Accordingly, on the day following the king's remarkable public testimony of his joy in so good a wife, and before the form of public thanksgiving could be announced, Cranmer took the opportunity, whilst the king was at mass, and the queen was not present, of putting a paper into his hand, requesting him to peruse it when in entire privacy. This paper contained the story of Catherine's early failings by one John Lassells, the brother of the Mary Lassells already mentioned, from whom he had received it. At first Henry was inclined to believe it a calumny, got up for the ruin of the queen; but on Lassells and his sister being closely interrogated, and standing firm to their story, Henry appeared completely confounded, and burst into a passion of tears. He waited the result of the first examination, and then quitted Hampton Court, without taking any leave of Catherine, retiring to the neighbouring palace of Oatlands, whither the news of further proceedings could soon reach him. Derham, his friend Damport, and Thomas Culpepper, were forthwith arrested.

Derham confessed to the freedom of his intercourse with Catherine when they lived together in the house of the Dowager Duchess of Norfolk, and pleaded that they were engaged to be married, and were looked upon, and called each other husband and wife.
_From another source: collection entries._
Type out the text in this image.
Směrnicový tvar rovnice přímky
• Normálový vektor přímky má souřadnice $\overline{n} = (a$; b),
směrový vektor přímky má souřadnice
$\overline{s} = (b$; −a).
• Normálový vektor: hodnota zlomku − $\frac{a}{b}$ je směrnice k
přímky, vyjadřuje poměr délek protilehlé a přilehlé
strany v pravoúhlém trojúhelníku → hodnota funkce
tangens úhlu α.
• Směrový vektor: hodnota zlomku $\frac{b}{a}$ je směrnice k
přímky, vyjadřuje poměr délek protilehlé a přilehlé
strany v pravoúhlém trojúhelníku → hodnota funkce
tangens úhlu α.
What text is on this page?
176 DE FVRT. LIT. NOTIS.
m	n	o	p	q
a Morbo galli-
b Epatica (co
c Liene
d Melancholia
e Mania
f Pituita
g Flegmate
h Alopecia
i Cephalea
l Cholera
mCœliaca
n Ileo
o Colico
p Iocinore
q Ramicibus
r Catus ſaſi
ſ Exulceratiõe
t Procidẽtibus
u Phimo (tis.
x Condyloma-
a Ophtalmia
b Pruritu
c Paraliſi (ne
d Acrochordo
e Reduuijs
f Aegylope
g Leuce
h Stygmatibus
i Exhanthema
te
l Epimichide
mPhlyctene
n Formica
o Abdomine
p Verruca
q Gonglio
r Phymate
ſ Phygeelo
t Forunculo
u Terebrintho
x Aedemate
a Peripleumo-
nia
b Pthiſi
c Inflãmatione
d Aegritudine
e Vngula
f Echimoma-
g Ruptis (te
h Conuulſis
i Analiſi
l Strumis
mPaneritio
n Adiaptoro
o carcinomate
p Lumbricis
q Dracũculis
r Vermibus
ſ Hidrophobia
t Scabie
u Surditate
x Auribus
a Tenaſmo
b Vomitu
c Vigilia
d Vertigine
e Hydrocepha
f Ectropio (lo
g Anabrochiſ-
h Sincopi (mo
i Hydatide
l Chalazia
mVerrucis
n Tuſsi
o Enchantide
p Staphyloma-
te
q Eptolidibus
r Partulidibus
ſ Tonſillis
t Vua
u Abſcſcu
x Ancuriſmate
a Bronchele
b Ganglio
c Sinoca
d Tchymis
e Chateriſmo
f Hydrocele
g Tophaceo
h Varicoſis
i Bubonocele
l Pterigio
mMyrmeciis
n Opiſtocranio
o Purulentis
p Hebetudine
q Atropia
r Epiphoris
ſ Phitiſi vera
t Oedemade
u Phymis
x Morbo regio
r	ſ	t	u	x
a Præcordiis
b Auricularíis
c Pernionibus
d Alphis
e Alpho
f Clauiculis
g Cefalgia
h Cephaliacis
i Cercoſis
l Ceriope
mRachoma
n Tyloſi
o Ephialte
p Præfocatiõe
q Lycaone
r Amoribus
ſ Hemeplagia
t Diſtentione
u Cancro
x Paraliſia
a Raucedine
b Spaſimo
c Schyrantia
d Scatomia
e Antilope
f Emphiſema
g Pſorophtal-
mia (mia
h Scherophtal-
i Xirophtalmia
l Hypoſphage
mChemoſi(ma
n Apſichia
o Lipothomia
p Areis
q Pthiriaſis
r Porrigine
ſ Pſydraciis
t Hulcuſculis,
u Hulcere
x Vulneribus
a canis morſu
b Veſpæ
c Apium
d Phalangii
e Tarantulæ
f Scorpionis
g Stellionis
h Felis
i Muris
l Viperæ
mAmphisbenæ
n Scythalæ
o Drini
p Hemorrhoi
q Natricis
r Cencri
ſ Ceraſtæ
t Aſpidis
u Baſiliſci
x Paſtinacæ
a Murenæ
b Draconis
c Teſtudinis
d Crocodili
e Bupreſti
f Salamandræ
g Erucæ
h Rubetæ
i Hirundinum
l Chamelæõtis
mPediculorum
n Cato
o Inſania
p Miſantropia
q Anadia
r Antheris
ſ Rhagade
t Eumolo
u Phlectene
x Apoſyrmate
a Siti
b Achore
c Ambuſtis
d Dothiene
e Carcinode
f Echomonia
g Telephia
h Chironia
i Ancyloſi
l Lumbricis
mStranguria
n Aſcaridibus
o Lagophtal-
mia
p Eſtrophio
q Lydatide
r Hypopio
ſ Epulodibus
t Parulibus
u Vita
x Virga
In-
He solemnly protested that no familiarity of any kind had ever passed between them since Catherine's marriage with the king. To this evidence he adhered, in spite of excruciating torture employed to wring more from him. But this was not enough for the king or his ministers; they were now resolved to convict the queen of adultery, so as to bring her to the block. Had she pleaded a pre-contract with Derham, it would suffice to annul the marriage, but Henry would never consent to let his late model of perfection off so lightly. Finding that they could not fix that crime upon her with Derham, they looked about for some other person to accuse; but so circumspect had the conduct of Catherine been, not only since her marriage, but for some years before, that they could only find one person, her cousin, Thomas Culpepper, to whom she had shown the smallest condescension.

To obtain evidence on this point, the queen's female attendants were strictly examined. There is strong suspicion that these women were also subjected to the torture to extract the requisite evidence, for Wriothesley and Rich were the chief agents in this examination, and they were notoriously men without feeling and without principle. We shall find them afterwards flinging off their coats and working the rack themselves, when they could not compel the beautiful and admirable martyr, Anne Askew, to criminate herself and friends. Catherine Tylney and Margaret Morton, attendants of the queen, were closely examined, but related only vague and gossiping facts, which proved nothing at all; though the brutal Wriothesley exults to Sadler on the prospect of "pyking out something that is likely to secure the purpose of our business" - that is, their business of condemning the queen, if possible. They talked of the queen having gone twice by night into Lady Rochford's chamber, and of her sending strange messages to Lady Rochford, and the like; but these were no crimes.